Sede del COMB en el paseo de La Bonanova de Barcelona
"Lengua propia"
De hecho, la junta de gobierno del Comb, que preside Bisbe, apela a los médicos a atender en catalán, que es la "lengua propia" de la región "y una de las dos oficiales".
Lo que es más, el uso del idioma "mejora la seguridad clínica" y "la relación médico-paciente". Asimismo, "los pacientes tienen derecho a ser atendidos en su lengua", apostilla el Colegio.
Hay más. En el mismo anuario, el propio Comb se jacta de usar solo el catalán como "lengua habitual" --y no las dos oficiales-- en sus comunicaciones y las de Grup Med, su conglomerado de empresas.
Juicios, estables
Por contra, las reclamaciones judiciales contra médicos se han estabilizado. En 2015 fueron solo 291, por 324 diez años antes, en 2015. En puridad, pues, el número de pacientes que acuden a los tribunales contra un médico, un hospital o un ambulatorio ha descendido.
Además, la inmensa mayoría de incidentes, un 75%, se resolvieron por la vía extrajudicial. El resto se encauzó por la jurisdicción civil o penal.
La mayoría, absueltos
Eso sí, los médicos condenados por mala praxis son una anécdota. Solo el 3% de los procesos judiciales contra facultativos terminaron en condena en 2025. A su vez, el 68% de los casos terminaron en sobreseimiento y el 18%, en absolución.
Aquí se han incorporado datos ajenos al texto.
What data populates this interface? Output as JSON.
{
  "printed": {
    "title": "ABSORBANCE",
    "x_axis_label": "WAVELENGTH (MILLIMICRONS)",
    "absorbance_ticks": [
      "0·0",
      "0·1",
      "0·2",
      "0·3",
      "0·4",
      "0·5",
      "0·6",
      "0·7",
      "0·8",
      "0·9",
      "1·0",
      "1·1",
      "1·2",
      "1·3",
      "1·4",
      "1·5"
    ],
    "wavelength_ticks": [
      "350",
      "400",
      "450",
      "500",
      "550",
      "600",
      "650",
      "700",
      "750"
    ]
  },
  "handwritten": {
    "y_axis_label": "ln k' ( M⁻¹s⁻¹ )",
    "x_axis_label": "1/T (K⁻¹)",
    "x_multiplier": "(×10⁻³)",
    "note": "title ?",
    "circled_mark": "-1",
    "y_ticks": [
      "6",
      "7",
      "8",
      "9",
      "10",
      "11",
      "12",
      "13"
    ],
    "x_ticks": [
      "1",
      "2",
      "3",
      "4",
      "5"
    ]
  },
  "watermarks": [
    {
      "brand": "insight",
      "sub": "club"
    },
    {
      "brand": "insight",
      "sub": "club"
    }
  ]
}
Por su parte, en el campo civil, las condenas fueron solo el 17% del total. El resto se repartió entre sobreseimientos, acuerdos pactados y carpetazos por falta de jurisdicción.
"Listas de espera"
Preguntado por la cuestión, José Pepe Aznar, uno de los abogados estrella en reclamaciones médicas en Cataluña y cofundador de la plataforma Que no pase más, ha recordado que "las listas de espera, tanto quirúrgicas como en las pruebas diagnósticas, explican el incremento de quejas deontológicas" que registra el Comb.
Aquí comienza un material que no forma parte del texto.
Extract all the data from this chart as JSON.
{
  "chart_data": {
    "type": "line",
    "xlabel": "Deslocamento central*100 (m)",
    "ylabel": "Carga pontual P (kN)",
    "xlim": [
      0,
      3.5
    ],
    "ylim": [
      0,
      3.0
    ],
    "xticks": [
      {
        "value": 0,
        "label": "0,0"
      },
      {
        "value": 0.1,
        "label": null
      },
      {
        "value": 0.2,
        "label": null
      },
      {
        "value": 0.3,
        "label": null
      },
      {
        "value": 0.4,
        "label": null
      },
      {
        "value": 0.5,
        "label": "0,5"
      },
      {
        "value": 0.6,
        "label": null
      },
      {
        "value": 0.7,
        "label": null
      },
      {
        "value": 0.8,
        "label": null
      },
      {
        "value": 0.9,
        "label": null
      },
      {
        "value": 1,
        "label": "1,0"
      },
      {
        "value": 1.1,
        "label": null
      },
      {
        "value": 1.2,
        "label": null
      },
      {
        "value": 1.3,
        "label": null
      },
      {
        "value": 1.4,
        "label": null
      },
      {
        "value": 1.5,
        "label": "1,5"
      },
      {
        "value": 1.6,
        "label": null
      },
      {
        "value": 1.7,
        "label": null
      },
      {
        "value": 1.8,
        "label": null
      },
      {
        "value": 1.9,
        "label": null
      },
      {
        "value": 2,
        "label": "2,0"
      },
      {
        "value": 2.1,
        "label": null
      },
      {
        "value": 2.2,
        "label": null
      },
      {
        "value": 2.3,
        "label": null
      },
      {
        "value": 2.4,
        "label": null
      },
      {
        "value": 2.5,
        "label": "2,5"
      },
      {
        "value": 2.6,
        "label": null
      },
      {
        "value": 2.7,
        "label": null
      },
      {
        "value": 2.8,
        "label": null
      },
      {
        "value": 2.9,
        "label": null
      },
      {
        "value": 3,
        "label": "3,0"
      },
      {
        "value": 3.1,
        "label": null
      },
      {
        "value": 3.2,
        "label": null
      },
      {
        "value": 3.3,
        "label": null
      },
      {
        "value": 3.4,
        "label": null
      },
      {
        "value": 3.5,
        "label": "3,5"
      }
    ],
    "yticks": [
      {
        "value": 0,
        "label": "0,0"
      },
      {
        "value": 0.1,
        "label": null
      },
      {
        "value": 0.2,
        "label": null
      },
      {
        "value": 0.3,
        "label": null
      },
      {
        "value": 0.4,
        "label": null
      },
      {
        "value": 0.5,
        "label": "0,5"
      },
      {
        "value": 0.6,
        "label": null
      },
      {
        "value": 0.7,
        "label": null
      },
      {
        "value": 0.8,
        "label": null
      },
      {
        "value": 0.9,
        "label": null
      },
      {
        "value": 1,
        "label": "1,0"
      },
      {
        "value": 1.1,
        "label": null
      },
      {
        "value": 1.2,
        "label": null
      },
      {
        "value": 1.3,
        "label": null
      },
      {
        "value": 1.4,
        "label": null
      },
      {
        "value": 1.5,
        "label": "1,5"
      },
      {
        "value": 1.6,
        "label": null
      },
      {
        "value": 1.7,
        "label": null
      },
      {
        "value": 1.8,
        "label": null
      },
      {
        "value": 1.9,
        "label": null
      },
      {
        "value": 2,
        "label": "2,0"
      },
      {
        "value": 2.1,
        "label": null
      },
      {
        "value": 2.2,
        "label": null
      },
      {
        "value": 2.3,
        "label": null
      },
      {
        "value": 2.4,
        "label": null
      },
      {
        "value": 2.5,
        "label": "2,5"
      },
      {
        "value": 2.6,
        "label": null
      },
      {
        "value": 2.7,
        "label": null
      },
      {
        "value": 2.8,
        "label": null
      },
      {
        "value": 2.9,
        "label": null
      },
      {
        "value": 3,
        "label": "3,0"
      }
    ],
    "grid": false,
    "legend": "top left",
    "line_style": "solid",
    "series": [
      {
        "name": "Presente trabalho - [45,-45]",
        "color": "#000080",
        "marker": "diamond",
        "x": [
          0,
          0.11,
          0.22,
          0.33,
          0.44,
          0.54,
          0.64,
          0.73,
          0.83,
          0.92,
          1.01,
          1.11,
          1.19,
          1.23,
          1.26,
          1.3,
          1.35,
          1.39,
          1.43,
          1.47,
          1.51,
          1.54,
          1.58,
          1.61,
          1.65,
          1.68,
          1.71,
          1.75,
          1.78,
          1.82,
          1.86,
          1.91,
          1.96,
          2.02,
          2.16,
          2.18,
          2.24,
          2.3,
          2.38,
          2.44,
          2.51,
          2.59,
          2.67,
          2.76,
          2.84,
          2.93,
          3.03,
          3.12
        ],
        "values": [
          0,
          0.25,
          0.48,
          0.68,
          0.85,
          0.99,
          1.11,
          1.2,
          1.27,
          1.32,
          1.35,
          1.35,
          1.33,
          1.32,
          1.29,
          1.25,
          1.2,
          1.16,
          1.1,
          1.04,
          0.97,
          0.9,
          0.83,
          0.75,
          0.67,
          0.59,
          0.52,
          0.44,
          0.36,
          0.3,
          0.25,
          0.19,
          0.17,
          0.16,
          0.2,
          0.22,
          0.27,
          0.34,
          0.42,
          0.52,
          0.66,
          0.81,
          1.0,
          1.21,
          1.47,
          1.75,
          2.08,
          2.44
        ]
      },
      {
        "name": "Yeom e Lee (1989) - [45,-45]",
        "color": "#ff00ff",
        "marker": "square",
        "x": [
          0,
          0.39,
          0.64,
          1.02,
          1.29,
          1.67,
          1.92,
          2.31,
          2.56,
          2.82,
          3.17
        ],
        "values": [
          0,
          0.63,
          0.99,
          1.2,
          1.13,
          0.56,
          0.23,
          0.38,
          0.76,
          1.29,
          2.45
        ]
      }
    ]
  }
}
Según el letrado, que conduce buena parte de los casos judiciales contra galenos en Cataluña, la explicación a este repunte "no es la lengua, sino la saturación de los dispositivos". Ello frenaría el proceso asistencial y provocaría el malestar de los pacientes.
Dinero al catalán y extracomunitarios
Cabe recordar que la relación entre lengua catalana y sanidad copa parte del debate sobre el sistema asistencial en Cataluña. Además de las acciones impulsadas por el Colegio, el Govern cuenta con el llamado Plan de Actuación, que inyecta anualmente cerca de un millón de euros para fomentar la lengua entre los galenos que ejercen en la región.
Ello en un contexto de aumento de la presencia de médicos extracomunitarios en Cataluña. El 60% de los nuevos colegiados en la autonomía --un total de 43.096--, se licenciaron en universidades situadas fuera de España.
Por contra, los galenos del resto de España que se colegian en Cataluña por primera vez eran cerca del 20% en 2015, antes de la fase más dura del procés independentista. Ahora son, porcentualmente, la mitad, el 10%.